Blaise Stiles não tinha mau coração. Se a dura vida do Oeste o não tivesse empedernido, seria tão frágil como a sua filha mais nova. Foi por isso e pelo entranhado amor que sentia por Vicky que se propôs cuidar do ferido e defendê-lo da melhor maneira que soubesse e pudesse. Não ignorava os perigos que o cercavam e sabia a quanto se arriscava escondendo um assassino procurado pela justiça, mas estava firmemente disposto a prosseguir na obra iniciada.
Enviou para tal fim um dos seus servidores de mais confiança à povoação de Lamar, a inteirar-se minuciosamente de todas as ocorrências, conhecer a identidade do ferido e, se tanto fosse possível, descobrir os motivos que deram origem ao que se passara.
Foi ao anoitecer desse dia, quando o criado regressou, que Vicky pôde ouvir e presenciar a conversa que ele teve com seu pai. Foi dessa forma que ficou a saber que Aloísio Marty tinha morrido e a razão dessa morte.
Foi como uma espécie de punhal que se lhe cravasse no coração. Tinha ainda nos ouvidos as palavras que lhe dissera e sentia ainda na sua boca o calor dos beijos que recebera dos seus lábios.
A verdade é que ela não tinha chegado a sentir amor por ele. Tudo se passara durante uma tarde, embriagara-se de emoções, de sensações... daquelas sensações que provocam o despertar da vida. E quando uma rapariga desperta para a vida na idade de Vicky, pode ser arrastada até muito mais longe do que ela o fora.
O horror de si mesma não deu lugar à vergonha. Mas na alma da jovem operaram-se diversos fenómenos. Inclusivamente, depois de saber toda a verdade, começava a olhar para o ferido de maneira muito diferente.
Até certo ponto sentia-se responsável por tudo o que acontecera. Não sabia dizer bem porquê, mas a verdade é que estava convencida de que tinha tomado parte ativa naquele trágico assunto.
Começou a pensar na horrorosa situação da irmã de Frederick Wheeler ao encontrar-se sozinha com uma criança nos braços; uma criança sem apelidos, de quem tinha de cuidar, a quem tinha de educar e dar os necessários predicados para suportar pela vida fora a falta dos apelidos do pai.
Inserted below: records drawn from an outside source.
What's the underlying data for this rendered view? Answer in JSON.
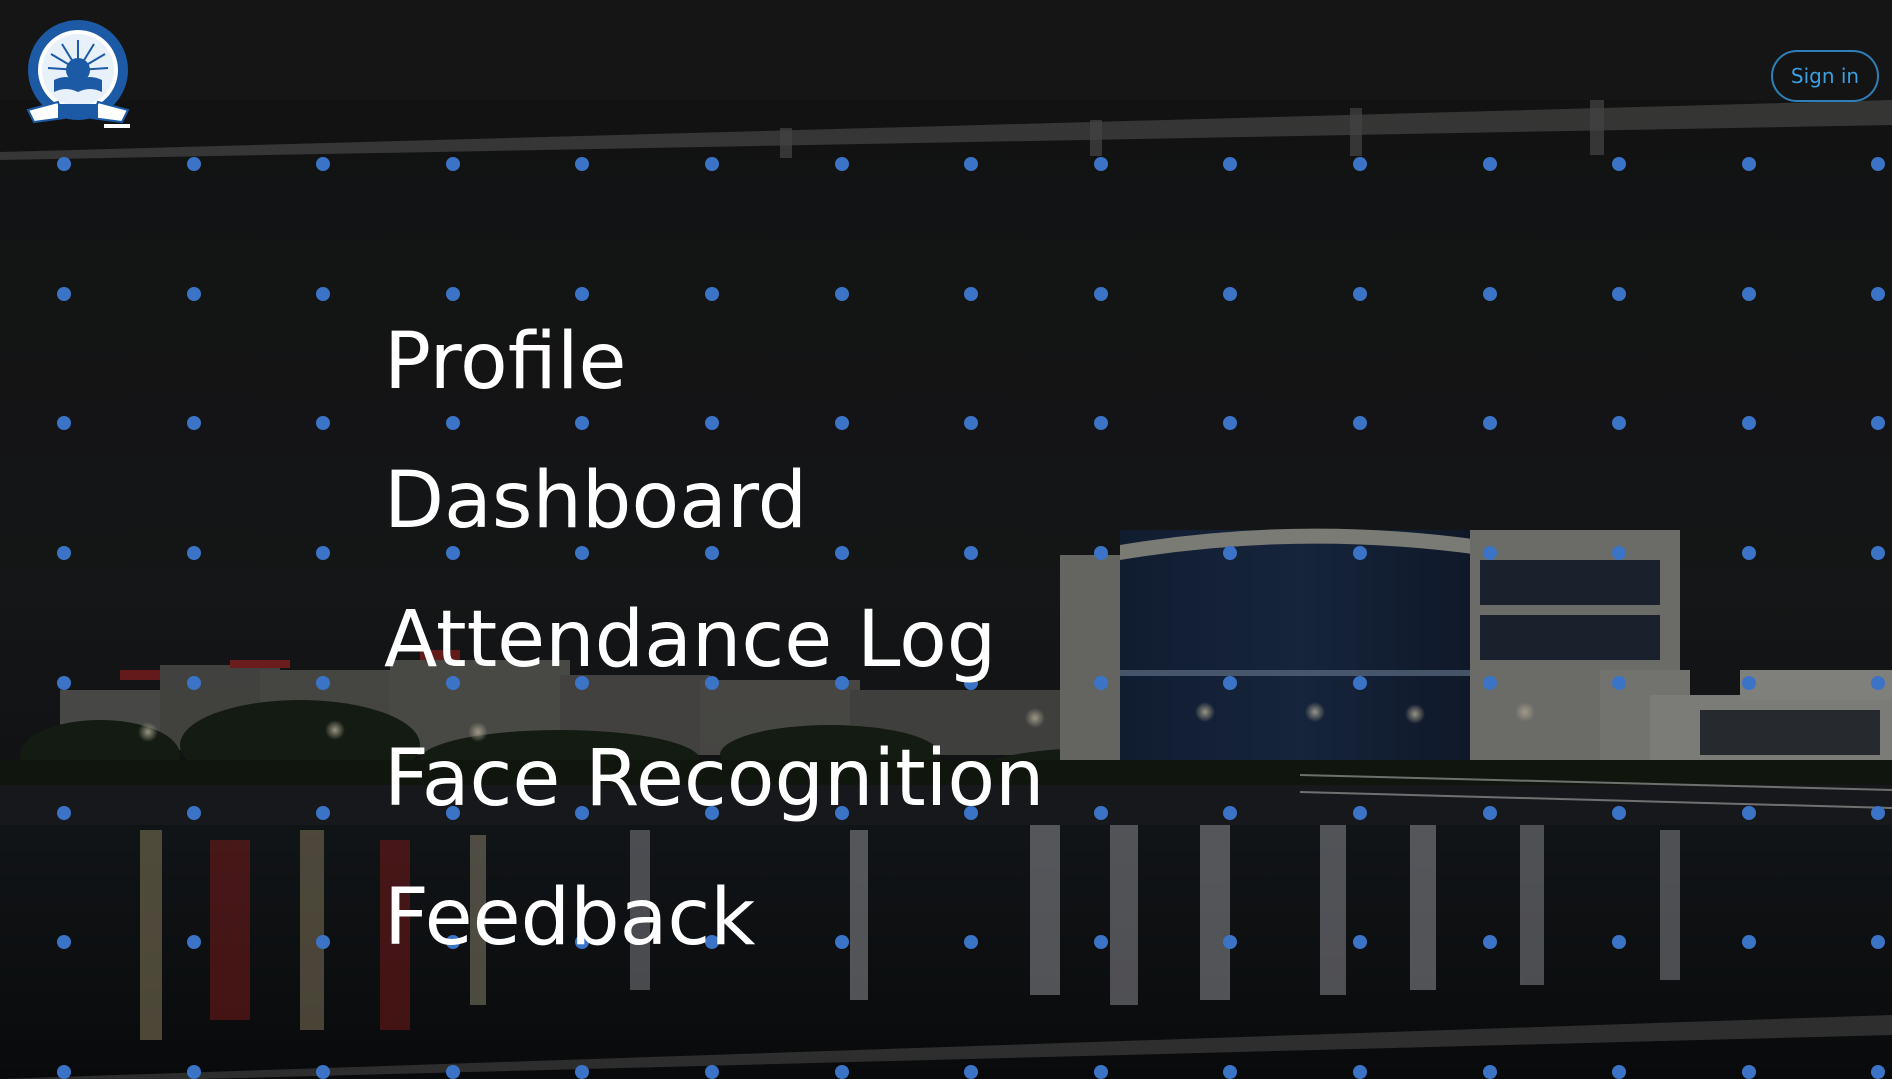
{
  "header": {
    "logo": {
      "name": "IIT Indore emblem",
      "icon": "institute-seal-icon",
      "colors": {
        "primary": "#1c5aa6",
        "ring": "#ffffff"
      }
    },
    "sign_in_label": "Sign in"
  },
  "menu": {
    "items": [
      {
        "label": "Profile"
      },
      {
        "label": "Dashboard"
      },
      {
        "label": "Attendance Log"
      },
      {
        "label": "Face Recognition"
      },
      {
        "label": "Feedback"
      }
    ]
  },
  "theme": {
    "dot_color": "#3b74c7",
    "accent": "#2e7fb8",
    "accent_text": "#3b9fe0",
    "menu_text": "#ffffff",
    "header_bg": "#151515"
  }
}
Morto o homem que a seduzira, morto o irmão que a vingou. Seria com o maior prazer que ela se prontificaria a ajudá-la, mas sabia que Elsie, com quem falara apenas uma vez, se recusaria a aceitar o oferecimento.
Ela e sua mãe governavam-se suficientemente bem na herdade, alimentando a quimérica esperança de que Fred ainda viria um dia a ser publicamente perdoado.
— Os ianques oferecem mil dólares de prémio pela cabeça de Frederick Wheeler — disse o criado. —E o pai de Lou oferece outras tantas a quem lho apresentar vivo ou morto.
— Dois mil dólares é muito dinheiro — disse Blaise pensativo.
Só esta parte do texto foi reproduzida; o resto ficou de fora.